Ce modèle les offre également la garantie de ne jamais manquer de devises pour l’importation. Car même dans le cas où il leur arrivait pour telle ou telle autre raison d’en manquer, la France les en avancerait. Par contre ce modèle de partenariat  pose le problème de la souveraineté des pays de la zone CFA car il faut reconnaitre qu’ils ne sont pas tout à fait responsables de leur politique monétaire de bout en bout. Ils sont limités dans leur capacité de création monétaire.

Le montant total des réserves actuelles s’élèveraient à 8000 milliards de francs CFA dont les 50% sont déposées dans un compte ouvert dans les livres du  trésor français et le reste, c’est-à-dire les autres 50% dans d’autres banques centrales hors de la Zone CFA. 

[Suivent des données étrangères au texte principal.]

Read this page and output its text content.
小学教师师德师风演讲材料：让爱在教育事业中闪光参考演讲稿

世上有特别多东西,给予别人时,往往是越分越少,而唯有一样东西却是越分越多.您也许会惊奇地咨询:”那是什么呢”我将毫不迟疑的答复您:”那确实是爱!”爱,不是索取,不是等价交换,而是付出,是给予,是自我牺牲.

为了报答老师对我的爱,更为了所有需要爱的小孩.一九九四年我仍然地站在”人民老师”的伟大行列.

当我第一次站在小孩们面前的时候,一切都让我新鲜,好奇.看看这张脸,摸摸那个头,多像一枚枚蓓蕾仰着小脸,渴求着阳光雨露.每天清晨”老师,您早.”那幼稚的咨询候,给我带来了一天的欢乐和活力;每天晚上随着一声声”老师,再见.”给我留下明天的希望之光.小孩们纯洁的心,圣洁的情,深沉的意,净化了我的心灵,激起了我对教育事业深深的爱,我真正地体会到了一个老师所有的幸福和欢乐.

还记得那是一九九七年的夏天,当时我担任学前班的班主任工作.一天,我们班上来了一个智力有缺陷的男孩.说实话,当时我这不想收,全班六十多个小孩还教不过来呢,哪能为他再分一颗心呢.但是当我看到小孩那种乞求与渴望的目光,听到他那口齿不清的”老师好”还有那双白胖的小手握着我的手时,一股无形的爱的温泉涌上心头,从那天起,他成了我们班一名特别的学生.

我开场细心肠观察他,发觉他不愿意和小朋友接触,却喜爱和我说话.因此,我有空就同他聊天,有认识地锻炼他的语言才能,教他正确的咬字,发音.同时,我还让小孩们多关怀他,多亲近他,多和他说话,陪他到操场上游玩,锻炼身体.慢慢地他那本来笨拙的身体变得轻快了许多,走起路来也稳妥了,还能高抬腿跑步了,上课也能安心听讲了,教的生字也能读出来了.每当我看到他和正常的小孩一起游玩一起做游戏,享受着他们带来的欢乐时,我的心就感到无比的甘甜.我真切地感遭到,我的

Ensuite, contrairement à ce qui se dit souvent à travers les réseaux sociaux, le compte de la BCEAO dans les livres du Trésor français abritant les 50% des réserves en devises est rémunéré à 0.75 points. Par contre, les autres 50% des réserves en devises ne sont non seulement pas rémunérées mais que la BCEAO payerait des frais de gestion aux Banques centrales qui les gèrent. Les réserves en devises de la BCEAO gérées par le trésor français ou dans les autres Banques Centrales fonctionnent comme des dépôts en garantie. C’est une épargne et par conséquent elle peut bien être retirée et le Président WADE, s’il n’est le premier, il ferait parti des premiers dirigeants africains à poser le sujet. Cependant pour continuer de garantir les capacités de satisfaire toute demande de conversion présentée, ces réserves doivent toujours être constituées et déposées dans des Banques Centrales extérieures de la zone CFA. 

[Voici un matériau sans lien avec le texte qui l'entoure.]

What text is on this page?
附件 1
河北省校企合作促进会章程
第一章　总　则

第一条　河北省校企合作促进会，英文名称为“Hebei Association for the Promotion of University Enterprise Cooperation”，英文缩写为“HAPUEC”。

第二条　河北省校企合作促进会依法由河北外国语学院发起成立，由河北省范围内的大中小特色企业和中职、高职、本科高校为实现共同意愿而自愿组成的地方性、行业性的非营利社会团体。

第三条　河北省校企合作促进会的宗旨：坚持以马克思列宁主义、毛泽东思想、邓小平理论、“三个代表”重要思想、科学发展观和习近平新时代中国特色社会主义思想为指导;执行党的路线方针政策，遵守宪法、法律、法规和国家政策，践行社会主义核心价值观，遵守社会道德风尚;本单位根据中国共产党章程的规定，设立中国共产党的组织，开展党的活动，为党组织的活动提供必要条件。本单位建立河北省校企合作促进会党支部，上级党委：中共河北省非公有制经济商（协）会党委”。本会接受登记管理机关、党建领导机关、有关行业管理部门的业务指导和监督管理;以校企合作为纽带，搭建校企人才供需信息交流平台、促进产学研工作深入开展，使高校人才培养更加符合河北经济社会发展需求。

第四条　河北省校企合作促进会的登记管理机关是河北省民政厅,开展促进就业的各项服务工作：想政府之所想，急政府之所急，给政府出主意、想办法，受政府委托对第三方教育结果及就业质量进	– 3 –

A quoi servent les réserves en devises dont il est souvent question ? Parmi les attributs d’une monnaie, il y a la convertibilité sur laquelle est assise la confiance qui en est un élément primordial. En effet la convertibilité désigne la propriété d’une monnaie d’être librement inchangeable à tout moment contre de l’or ou contre une devise étrangère, ce qui suppose que les autorités soient toujours en capacité de satisfaire toute demande de conversion présentée. 

Enfin, le 21 décembre 2019 à Paris, la France et les États de l'Union monétaire ouest-africaine ont signé un accord de réforme du franc CFA, qui deviendra l'ECO en maintenant la parité fixe avec l'euro. La France se retirerait des instances de décision de la Banque Centrale de la nouvelle monnaie, Les billets et les pièces de monnaie changeraient. Par ailleurs bien qu’il soit indiqué que le taux de change entre l’ECO et l’Euro reste fixe, rien n’indique encore qu’il sera au niveau actuel c’est-à-dire 1 Euro = 655,957 FCFA.

Le passage du CFA à l’ECO est-il une simple mue à l’image du reptile qui se débarrasse de sa vieille peau, ou une vraie réforme qui prend en charge les aspirations légitimes de souveraineté et de développement des économies des pays de la zone CFA.  Lorsque nous aurons tous les contours de la nouvelle monnaie, la réponse à cette question coulera de source.